# Fluval Edge Livestock



## WingoAgency (Jan 10, 2006)

braggalot01 said:


> I have a Fluval Edge 6 gallon. This is my first planted tank, and it seems to be going well so far, at least with the plants. I changed my light bulbs out to MR11 LED lights. So this is okay for low-med light plants? Or only low light?
> 
> I originally started out with 5 neon tetras and 5 cherry shrimp. A couple days after I purchased the fish, I noticed ich. I lost 3 of the neons. It has been over a week since I have last seen any signs of ich so I am planning to hit the LFS tomorrow. I am planning to get 2 or 3 more neons. I also want to get another fish something bigger and colorful like a betta or a neon dwarf gourami. But I need something that won't pick on the shrimp. Any suggestions?
> 
> How many fish do you guys keep in your Fluval Edges?


I think MR11 LED usually goes upto 3W, so you should stay with low light plants.


I keep Glofish and run actinics LED(blue leds on them) when I want to look at the pop.
However, in this pic, I only have 12,000K on.








[/url] Flickr 上 WingoAgency 的 Actinics 2.0 12KK with Edge FW Planted Tank[/IMG]


----------



## braggalot01 (Oct 19, 2011)

How many fish do you think is the max for this tank. I want to have about 5 neons and something like a dwarf gourami. Would the gourami eat my shrimp?


----------



## Newman (Jul 3, 2010)

gourami will eat your shrimp. but maybe not all of them if you plant very densely, and introduce the shrimp first, a few months before the gourami. allow them to find the best hiding places and establish themselves.


----------



## YellowDawg (Nov 1, 2011)

I think it's been discussed that you can't have antaboids in this type of tank. With water all the way at the top, they can't breathe.


----------



## colinlp (Dec 26, 2009)

YellowDawg said:


> I think it's been discussed that you can't have antaboids in this type of tank. With water all the way at the top, they can't breathe.
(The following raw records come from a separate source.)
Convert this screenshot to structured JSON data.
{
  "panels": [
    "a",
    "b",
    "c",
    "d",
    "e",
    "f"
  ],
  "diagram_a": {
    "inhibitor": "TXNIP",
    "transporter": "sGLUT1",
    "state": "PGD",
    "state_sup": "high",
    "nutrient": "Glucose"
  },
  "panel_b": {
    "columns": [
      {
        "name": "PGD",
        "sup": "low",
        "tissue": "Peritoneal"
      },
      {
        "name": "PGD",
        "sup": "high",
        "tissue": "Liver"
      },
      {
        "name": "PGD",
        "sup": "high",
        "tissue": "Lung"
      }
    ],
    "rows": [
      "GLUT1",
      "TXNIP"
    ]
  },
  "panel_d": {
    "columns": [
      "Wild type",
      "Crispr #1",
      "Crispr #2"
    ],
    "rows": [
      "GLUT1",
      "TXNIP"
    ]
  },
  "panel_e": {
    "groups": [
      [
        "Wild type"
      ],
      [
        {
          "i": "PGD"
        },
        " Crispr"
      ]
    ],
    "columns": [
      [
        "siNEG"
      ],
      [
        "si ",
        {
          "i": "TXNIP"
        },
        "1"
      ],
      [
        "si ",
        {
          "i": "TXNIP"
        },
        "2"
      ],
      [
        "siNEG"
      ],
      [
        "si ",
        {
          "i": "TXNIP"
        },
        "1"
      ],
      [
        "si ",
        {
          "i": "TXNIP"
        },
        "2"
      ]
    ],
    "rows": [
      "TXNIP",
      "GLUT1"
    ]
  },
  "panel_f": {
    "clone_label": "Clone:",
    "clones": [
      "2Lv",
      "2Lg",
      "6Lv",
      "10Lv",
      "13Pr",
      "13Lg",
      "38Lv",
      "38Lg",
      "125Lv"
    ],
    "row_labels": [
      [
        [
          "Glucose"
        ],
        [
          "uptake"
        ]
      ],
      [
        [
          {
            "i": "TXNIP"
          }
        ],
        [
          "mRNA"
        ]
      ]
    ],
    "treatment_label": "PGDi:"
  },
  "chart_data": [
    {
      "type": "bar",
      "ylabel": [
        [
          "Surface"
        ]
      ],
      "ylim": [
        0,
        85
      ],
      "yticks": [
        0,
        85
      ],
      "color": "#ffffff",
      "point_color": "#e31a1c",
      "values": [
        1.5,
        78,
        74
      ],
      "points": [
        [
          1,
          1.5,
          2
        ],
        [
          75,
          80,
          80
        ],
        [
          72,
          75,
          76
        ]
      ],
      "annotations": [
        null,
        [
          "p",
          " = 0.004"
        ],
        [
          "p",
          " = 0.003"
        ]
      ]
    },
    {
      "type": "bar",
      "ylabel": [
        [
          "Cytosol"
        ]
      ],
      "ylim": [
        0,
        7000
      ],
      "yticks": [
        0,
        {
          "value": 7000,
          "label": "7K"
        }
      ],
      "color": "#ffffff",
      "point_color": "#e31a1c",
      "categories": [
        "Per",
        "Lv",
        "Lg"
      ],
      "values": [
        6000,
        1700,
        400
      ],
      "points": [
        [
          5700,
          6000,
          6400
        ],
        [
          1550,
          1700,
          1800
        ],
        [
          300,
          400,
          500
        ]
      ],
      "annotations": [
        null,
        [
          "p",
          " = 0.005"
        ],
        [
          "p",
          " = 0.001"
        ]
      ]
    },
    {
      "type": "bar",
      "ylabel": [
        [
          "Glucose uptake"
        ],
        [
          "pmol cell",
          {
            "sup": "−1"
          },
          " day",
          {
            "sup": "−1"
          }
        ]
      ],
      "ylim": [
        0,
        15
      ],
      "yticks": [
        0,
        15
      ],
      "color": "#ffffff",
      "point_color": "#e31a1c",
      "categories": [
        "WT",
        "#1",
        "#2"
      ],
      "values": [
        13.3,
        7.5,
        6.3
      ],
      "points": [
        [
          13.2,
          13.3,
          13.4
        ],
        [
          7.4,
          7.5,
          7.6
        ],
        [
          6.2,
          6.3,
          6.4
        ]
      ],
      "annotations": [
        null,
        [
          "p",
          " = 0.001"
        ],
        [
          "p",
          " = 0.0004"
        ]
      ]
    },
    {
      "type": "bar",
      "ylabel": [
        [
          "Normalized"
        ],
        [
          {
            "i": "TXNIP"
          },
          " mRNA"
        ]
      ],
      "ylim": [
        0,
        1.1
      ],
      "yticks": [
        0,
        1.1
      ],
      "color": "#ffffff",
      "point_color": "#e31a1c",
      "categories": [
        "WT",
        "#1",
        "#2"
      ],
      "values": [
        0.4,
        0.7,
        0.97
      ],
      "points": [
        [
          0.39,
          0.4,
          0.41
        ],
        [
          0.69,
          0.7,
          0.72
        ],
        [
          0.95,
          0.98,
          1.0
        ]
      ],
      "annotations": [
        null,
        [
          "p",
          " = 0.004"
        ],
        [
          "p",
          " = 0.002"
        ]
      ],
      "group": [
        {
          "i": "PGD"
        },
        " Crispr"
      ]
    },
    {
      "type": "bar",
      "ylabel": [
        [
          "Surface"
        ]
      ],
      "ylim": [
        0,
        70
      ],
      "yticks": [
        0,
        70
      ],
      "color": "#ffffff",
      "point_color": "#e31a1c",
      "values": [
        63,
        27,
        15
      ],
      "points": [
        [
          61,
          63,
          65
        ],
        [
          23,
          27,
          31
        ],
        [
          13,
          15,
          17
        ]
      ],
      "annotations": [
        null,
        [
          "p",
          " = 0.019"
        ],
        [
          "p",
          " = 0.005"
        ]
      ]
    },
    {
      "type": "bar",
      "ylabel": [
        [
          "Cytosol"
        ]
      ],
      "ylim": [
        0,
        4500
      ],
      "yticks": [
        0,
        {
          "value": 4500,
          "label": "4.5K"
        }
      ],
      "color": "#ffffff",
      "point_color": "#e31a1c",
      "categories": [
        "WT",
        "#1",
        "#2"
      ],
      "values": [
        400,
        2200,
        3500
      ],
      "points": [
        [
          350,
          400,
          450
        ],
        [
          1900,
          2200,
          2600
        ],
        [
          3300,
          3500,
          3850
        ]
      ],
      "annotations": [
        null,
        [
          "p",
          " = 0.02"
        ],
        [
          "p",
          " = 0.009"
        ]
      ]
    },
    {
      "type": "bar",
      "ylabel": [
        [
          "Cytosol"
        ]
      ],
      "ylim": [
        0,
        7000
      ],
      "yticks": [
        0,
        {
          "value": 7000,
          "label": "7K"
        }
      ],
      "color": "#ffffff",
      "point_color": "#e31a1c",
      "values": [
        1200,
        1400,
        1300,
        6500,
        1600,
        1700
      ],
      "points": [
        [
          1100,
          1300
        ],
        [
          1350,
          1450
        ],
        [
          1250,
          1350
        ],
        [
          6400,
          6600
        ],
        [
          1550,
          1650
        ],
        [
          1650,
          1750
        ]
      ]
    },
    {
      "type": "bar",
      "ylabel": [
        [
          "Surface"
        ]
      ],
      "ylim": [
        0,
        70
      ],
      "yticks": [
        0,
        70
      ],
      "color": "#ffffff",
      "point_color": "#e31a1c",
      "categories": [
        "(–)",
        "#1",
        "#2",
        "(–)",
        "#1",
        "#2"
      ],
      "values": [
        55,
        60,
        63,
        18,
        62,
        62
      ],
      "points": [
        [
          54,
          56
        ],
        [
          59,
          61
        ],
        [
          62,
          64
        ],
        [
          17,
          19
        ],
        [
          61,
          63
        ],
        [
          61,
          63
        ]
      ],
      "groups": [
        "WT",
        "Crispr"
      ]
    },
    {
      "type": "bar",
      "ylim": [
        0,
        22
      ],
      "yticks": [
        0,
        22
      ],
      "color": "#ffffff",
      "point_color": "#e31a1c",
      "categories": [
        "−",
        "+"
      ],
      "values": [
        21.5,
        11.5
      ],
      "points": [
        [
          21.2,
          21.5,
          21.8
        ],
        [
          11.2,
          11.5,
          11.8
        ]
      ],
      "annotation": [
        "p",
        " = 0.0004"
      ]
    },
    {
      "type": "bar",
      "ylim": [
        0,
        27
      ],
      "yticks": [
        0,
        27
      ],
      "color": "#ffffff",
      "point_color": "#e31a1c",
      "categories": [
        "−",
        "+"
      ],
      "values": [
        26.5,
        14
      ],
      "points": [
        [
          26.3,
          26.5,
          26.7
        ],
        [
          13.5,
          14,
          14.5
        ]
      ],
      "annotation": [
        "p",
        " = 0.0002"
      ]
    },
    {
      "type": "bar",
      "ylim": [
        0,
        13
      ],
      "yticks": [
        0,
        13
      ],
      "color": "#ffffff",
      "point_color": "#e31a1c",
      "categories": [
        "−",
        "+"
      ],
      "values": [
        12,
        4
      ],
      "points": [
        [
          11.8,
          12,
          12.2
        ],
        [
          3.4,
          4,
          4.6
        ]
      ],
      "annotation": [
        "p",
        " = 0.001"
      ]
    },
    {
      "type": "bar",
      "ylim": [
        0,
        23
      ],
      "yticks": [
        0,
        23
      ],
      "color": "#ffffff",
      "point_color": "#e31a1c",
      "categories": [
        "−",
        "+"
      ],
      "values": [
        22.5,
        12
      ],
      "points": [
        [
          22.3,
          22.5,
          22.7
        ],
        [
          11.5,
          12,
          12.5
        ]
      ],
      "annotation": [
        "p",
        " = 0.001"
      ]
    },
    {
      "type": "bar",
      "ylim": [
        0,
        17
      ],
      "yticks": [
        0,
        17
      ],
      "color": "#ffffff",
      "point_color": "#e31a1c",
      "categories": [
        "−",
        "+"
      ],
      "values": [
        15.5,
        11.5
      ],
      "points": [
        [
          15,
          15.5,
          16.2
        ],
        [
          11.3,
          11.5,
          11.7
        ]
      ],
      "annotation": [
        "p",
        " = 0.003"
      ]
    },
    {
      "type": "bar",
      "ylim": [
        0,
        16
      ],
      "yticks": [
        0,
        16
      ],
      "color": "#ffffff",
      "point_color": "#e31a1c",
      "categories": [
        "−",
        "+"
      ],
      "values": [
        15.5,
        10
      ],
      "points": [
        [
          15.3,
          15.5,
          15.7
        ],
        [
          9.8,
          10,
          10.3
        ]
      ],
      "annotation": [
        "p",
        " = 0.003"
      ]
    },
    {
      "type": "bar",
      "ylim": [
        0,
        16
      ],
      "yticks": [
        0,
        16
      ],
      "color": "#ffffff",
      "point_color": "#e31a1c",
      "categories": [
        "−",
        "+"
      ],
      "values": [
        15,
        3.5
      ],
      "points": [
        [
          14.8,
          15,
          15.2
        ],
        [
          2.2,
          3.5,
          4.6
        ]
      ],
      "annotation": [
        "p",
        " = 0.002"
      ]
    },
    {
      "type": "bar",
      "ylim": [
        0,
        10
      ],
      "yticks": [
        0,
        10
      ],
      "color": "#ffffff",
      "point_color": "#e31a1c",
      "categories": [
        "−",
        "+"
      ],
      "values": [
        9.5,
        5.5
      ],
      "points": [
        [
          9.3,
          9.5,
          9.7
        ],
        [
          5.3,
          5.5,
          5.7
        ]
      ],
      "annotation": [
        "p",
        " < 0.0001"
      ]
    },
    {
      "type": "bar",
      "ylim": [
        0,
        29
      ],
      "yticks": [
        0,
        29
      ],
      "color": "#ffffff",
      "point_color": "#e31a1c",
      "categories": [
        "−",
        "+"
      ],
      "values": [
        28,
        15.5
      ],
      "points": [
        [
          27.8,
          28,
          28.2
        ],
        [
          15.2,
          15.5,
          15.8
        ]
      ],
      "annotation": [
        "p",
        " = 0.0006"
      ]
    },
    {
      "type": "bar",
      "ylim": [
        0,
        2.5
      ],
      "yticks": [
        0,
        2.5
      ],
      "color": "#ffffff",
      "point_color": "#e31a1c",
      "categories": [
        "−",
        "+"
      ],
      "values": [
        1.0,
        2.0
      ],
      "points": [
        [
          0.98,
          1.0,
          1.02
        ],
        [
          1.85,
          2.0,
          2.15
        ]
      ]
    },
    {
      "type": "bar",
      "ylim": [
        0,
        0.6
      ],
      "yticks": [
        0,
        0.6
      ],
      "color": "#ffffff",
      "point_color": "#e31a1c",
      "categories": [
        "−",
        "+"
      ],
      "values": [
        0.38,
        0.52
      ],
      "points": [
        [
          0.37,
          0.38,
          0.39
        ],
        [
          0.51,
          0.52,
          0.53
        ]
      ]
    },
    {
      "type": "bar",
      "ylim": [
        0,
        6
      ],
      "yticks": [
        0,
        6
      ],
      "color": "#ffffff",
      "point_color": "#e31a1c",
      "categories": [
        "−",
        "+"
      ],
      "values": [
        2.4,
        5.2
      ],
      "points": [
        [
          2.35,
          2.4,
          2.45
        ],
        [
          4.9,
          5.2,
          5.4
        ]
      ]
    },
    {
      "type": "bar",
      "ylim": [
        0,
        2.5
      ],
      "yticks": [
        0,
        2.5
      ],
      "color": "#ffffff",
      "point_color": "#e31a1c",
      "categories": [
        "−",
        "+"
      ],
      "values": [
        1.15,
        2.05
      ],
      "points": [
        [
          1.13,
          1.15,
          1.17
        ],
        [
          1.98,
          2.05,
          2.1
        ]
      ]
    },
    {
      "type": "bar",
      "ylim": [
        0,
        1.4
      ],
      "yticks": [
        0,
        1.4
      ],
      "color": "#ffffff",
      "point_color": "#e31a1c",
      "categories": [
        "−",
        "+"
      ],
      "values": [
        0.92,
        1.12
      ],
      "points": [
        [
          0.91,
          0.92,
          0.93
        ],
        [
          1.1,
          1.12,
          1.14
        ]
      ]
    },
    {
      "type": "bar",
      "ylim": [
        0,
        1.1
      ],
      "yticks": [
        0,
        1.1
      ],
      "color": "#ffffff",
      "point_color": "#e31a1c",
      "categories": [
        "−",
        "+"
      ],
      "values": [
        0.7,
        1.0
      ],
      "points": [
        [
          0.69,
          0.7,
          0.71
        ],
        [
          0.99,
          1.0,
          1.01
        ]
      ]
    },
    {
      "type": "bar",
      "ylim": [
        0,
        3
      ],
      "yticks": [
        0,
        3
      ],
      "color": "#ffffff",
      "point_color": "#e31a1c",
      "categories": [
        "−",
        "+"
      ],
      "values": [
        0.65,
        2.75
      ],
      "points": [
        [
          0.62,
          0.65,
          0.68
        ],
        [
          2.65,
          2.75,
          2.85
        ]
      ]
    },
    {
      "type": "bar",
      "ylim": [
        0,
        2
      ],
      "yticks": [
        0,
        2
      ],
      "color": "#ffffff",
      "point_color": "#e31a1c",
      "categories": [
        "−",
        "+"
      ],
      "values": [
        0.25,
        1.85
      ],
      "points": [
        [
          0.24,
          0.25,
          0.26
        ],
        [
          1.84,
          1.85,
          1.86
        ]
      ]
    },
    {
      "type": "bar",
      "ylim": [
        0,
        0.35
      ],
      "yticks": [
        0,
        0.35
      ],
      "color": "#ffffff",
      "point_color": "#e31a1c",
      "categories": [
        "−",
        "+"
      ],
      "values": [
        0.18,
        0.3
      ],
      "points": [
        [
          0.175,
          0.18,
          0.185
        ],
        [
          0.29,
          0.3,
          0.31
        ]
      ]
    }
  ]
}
We've had a Beta in an Edge for nearly two years, either he has learnt where he can get air or he's got an effing good breath hold :hihi:


----------



## reignOfFred (Jun 7, 2010)

Neons will never do well in a tank this size and are a bad choice - they will not grow properly or live very long and need big tanks for their size - I would never put them in less then a 20 gallon if I want reasonable health and life expectancy out of them.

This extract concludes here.